Proving the surface area and volume of revolution formula Title
Is there any way to prove the formula or surface area and volume of revolution of a function? The derivation of the formula I have found online does not really seem like a proof, but more like using intuition to explain it.
Thanks for your time and sorry if it is a stupid question lol
 A: I am trying to give a derivation of the two formula. Please let me know if you find any mistakes:
The proof of surface area is to divide the volumn into frustrums on $[x_{i-1},x_i]$, where the surface area is given by $$A=2\pi rl$$, where $l$ is length of slant of the frustrum, and $r=\frac{r_1+r_2}{2}$, where $r_1$ and $r_2$ are radius of left and right radius. Then we parametrize $r_1=f(x_i)$, $r_2=f(x_{i-1})$, and $$l=\sqrt{1+f'(x_i^*)^2}\Delta{x}$$, where $x_i^*\in[x_{i-1},x_i]$. Let $\Delta{x}\to 0$,
$$A_i=2\pi\frac{f(x_i)+f(x_{i-1})}{2}\sqrt{1+f'(x_i^*)^2}\Delta{x}\to 2\pi f(x_i^*)\sqrt{1+f'(x_i^*)^2}\Delta{x}$$
The whole surface area $S$ is given by
$$S=\lim_{n\to\infty}\sum_{i=1}^{n}A_i=\int_{a}^{b}2\pi f(x)\sqrt{1+f'(x)^2}dx$$
The proof of volumes under revolution starts from the volumns of cylinders, i.e.

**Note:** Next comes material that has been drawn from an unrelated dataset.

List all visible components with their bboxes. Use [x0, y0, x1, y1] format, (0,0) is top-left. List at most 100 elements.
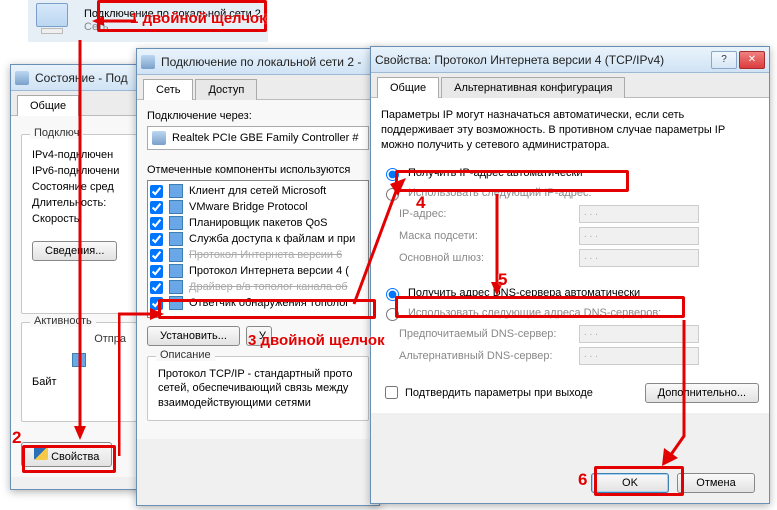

$$\Delta{V}=\pi y^2\Delta{x}$$ (replacing $r^2$ with $y^2$). Then the volumn is just
$$V=\lim_{\Delta{x}\to 0}\sum_{x=a}^{b}\Delta{V}=\lim_{\Delta{x}\to 0}\sum_{x=a}^{b}\pi y^2\Delta{x}=\int_{a}^{b}\pi y^2dx$$
If you want to rotate around different axis, just switch the order of the functions, like replacing $y=f(x)$ to $x=h(y)$. Hope this helps.